Sometimes we must make an arduous journey abroad to discover what we already hold in our hearts. In the radiant language of Tibetan Buddhist doctrine, a reluctant American dakini describes her Khora—a thirty-four-mile pilgrimage around the base of Mount Kailash in Western Tibet. Four living rivers emanate from this perpetually snow-clad mountain, sacred to Bön, Hinduism, Buddhism, and Jainism. Alysson’s teachers told her that this mountainous heart of the Buddhist spiritual universe mirrors the human heart.
Alysson soon discovers that a Westerner had never completed Khora with the traditional prostrations before, though she describes encountering eight to ten men and women of various nationalities prostrating (and many more walking) around Kailash during her twenty-eight-day excursion in 2006. Word quickly circulated through the network of residents and seekers along the trail that Alysson was an incarnation of Tara, a female Buddha widely revered among Tibetan Buddhists. To her dismay, many honored her with gifts and praise. Alysson felt certain she was just an ordinary woman with the tenacity to “close the circle” as she was advised by her spiritual teachers.
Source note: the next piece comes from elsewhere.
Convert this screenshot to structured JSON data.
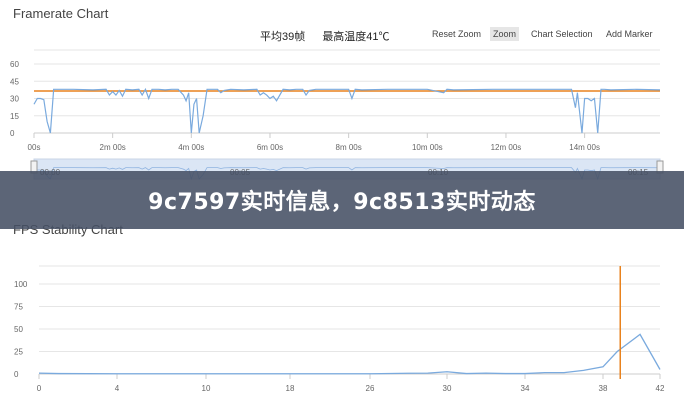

The fresh, heartfelt prose of the author’s travel journal serves as the compelling narrative of this visionary memoir. The epilogue contains her emails to friends and supporters as she leaves Kailash to briefly visit other sacred sites in this wild region where Guru Rinpoche brought the Dharma from India to Tibet in the eighth century. She reflects upon the deeper meaning of her journey and the blossoming of bodhicitta—wisdom and compassion—during her Khora and after she reluctantly returns home. Alysson’s surrender into the sublime act of opening her heart to the present moment and to her own divine nature may transport readers into the mysterious depths of unconditional love in their own hearts.